I've been having my smoothies where possible with a coffee by its side, and the combination is dynamite for brain power and motivation (with no slump when the caffeine wears off, wow!).

Glorious greenie

1/2 cup pineapple (from the freezer)
1/2 a banana (frozen or fresh)
4 strawberries
Big handful of kale
About 200ml almond or soya milk (but eyeball it to the right consistency - you can always add more but you can't take it away!)

Blueberry delight

1/2 cup pineapple (from the freezer)
1/2 a banana (frozen or fresh)
1/4 cup blueberries
Big handful of kale
200ml almond or soya milk (as above)

Fruity Popeye 

(pictured above)
1/2 cup pineapple (from the freezer)
1/2 a banana (frozen or fresh)
4 or 5 strawberries
Big handful of spinach
200ml almond or soya milk (as above)

I've been preparing all of these with my hand blender. I put the fruit into a plastic beaker (the one that came with the hand blender) and then have just used the blend attachment to mix everything together. It's not a perfectly smooth end result but the texture is really pleasant, and makes you feel like you haven't been diddled out of a "proper" breakfast.

Tips

Freeze as much fruit and veg as you can, chopped and ready to use. I freeze pineapple in chunks (makes a 75p pineapple last weeks), bananas are amazing peeled, sliced and frozen, and spinach and kale work as well from the freezer as they do fresh. I've also used frozen berries on occasion but while they're in season I've been adding fresh ones from the fridge. I tend to put the frozen fruits in my mixer jug as soon as I get up, then shower, dress etc and go back to make the smoothie at least half an hour later, allowing some defrosting to take place. Oh and keep the prepared fruit in freezer bags, not a box; significantly aids retrieving as much as you want without breaking your fingers.
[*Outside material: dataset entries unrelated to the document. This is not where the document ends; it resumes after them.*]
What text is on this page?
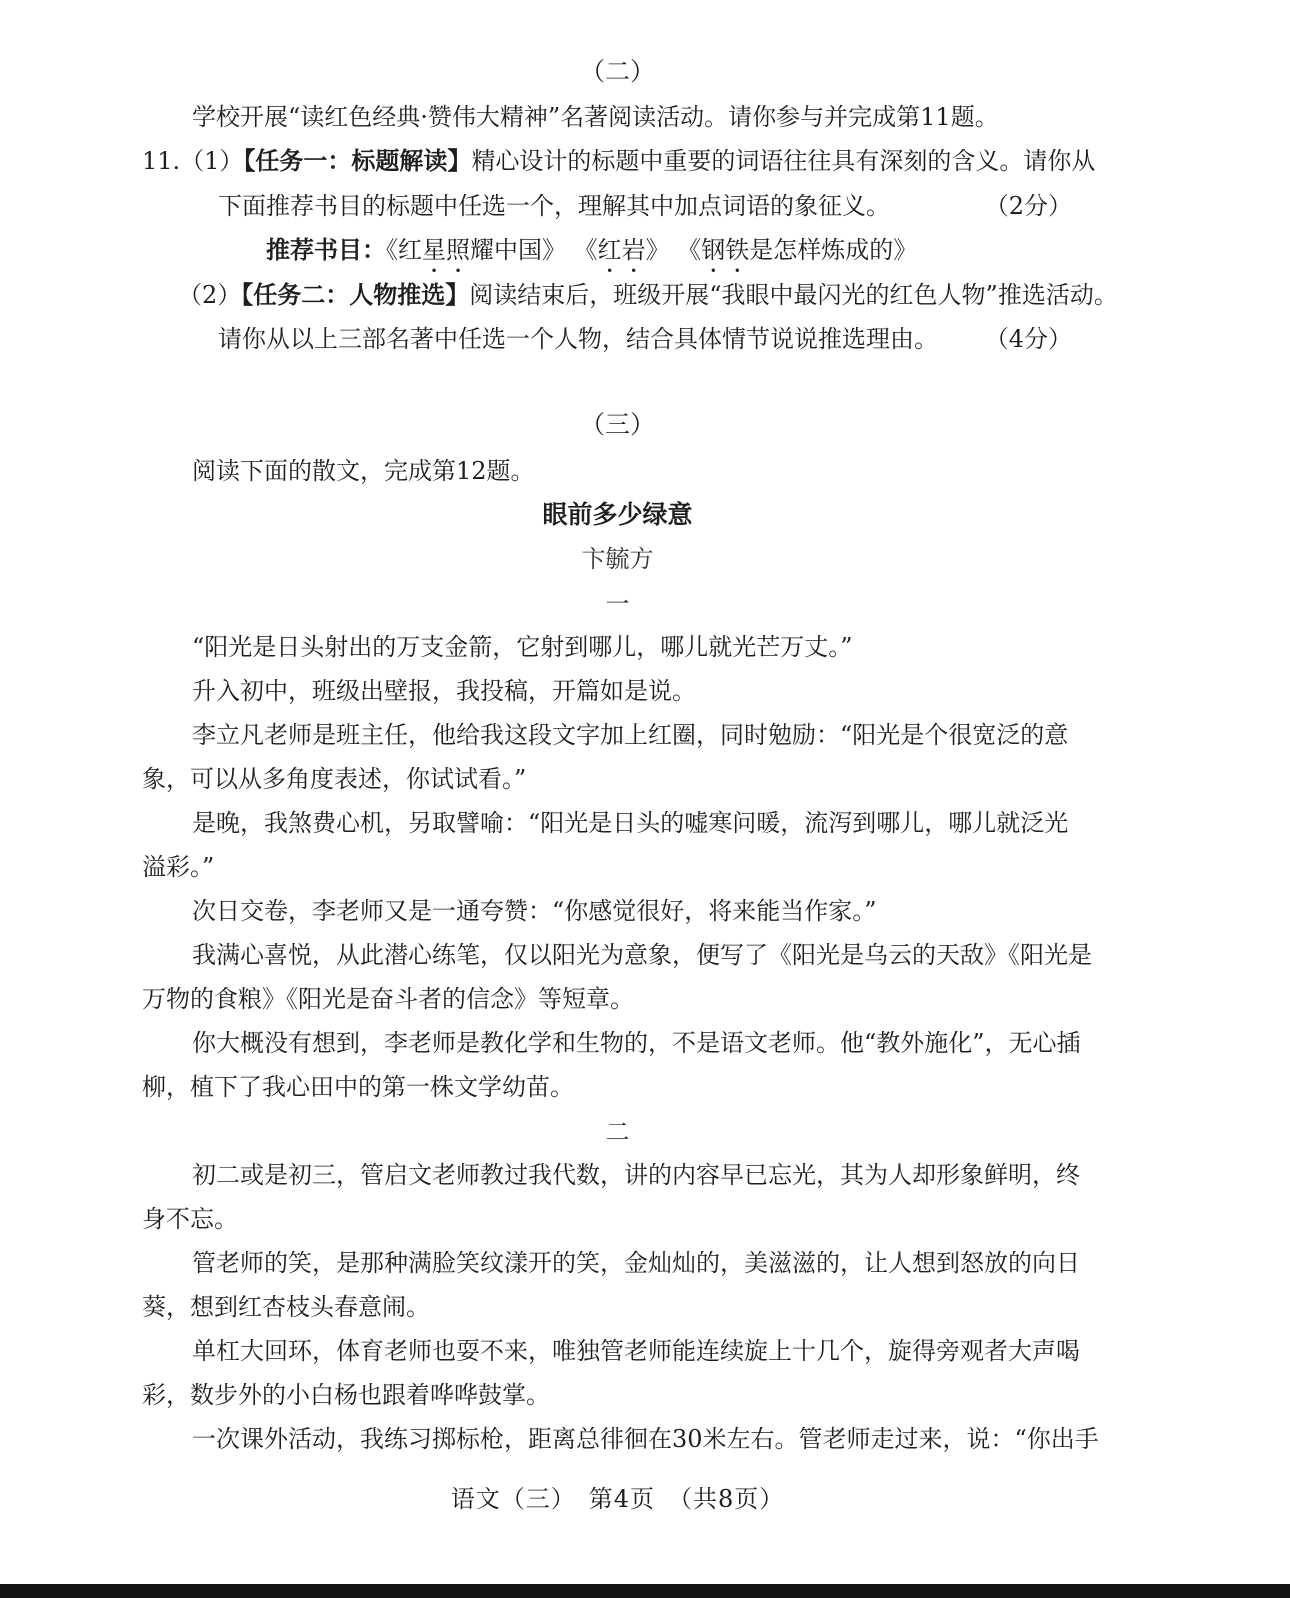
（二）
学校开展“读红色经典·赞伟大精神”名著阅读活动。请你参与并完成第11题。
11.（1）【任务一：标题解读】精心设计的标题中重要的词语往往具有深刻的含义。请你从
下面推荐书目的标题中任选一个，理解其中加点词语的象征义。	（2分）
推荐书目：《红星照耀中国》 《红岩》 《钢铁是怎样炼成的》
（2）【任务二：人物推选】阅读结束后，班级开展“我眼中最闪光的红色人物”推选活动。
请你从以上三部名著中任选一个人物，结合具体情节说说推选理由。 （4分）
（三）
阅读下面的散文，完成第12题。
眼前多少绿意
卞毓方
一
“阳光是日头射出的万支金箭，它射到哪儿，哪儿就光芒万丈。”
升入初中，班级出壁报，我投稿，开篇如是说。
李立凡老师是班主任，他给我这段文字加上红圈，同时勉励：“阳光是个很宽泛的意
象，可以从多角度表述，你试试看。”
是晚，我煞费心机，另取譬喻：“阳光是日头的嘘寒问暖，流泻到哪儿，哪儿就泛光
溢彩。”
次日交卷，李老师又是一通夸赞：“你感觉很好，将来能当作家。”
我满心喜悦，从此潜心练笔，仅以阳光为意象，便写了《阳光是乌云的天敌》《阳光是
万物的食粮》《阳光是奋斗者的信念》等短章。
你大概没有想到，李老师是教化学和生物的，不是语文老师。他“教外施化”，无心插
柳，植下了我心田中的第一株文学幼苗。
二
初二或是初三，管启文老师教过我代数，讲的内容早已忘光，其为人却形象鲜明，终
身不忘。
管老师的笑，是那种满脸笑纹漾开的笑，金灿灿的，美滋滋的，让人想到怒放的向日
葵，想到红杏枝头春意闹。
单杠大回环，体育老师也耍不来，唯独管老师能连续旋上十几个，旋得旁观者大声喝
彩，数步外的小白杨也跟着哗哗鼓掌。
一次课外活动，我练习掷标枪，距离总徘徊在30米左右。管老师走过来，说：“你出手
语文（三）　第4页　（共8页）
Make sure you add enough liquid. One day I didn't add very much and the the smoothie coagulated before my eyes. Hard to suck up through the straw and the gelatinous concoction nearly put me off the whole affair. I've been alternating between almond and soya milk - based on availability and nothing else. I prefer almond milk but soya is no hardship and my local Co-op stocks it.

Lob in a bit of what you fancy. Trusting your taste instincts is underrated. If you think it'll work it probably will.

Greens make the smoothie richer. Don't know why, they just seem to. None of my smoothies have tasted green or veggie either. Weird.

Don't leave the smoothie alone for too long. Another coagulation issue could arise. Or the dog could steal it.

Use a straw. Not only does it give you something to stir it with as you get down it, it makes it feel like you're at a kids party too!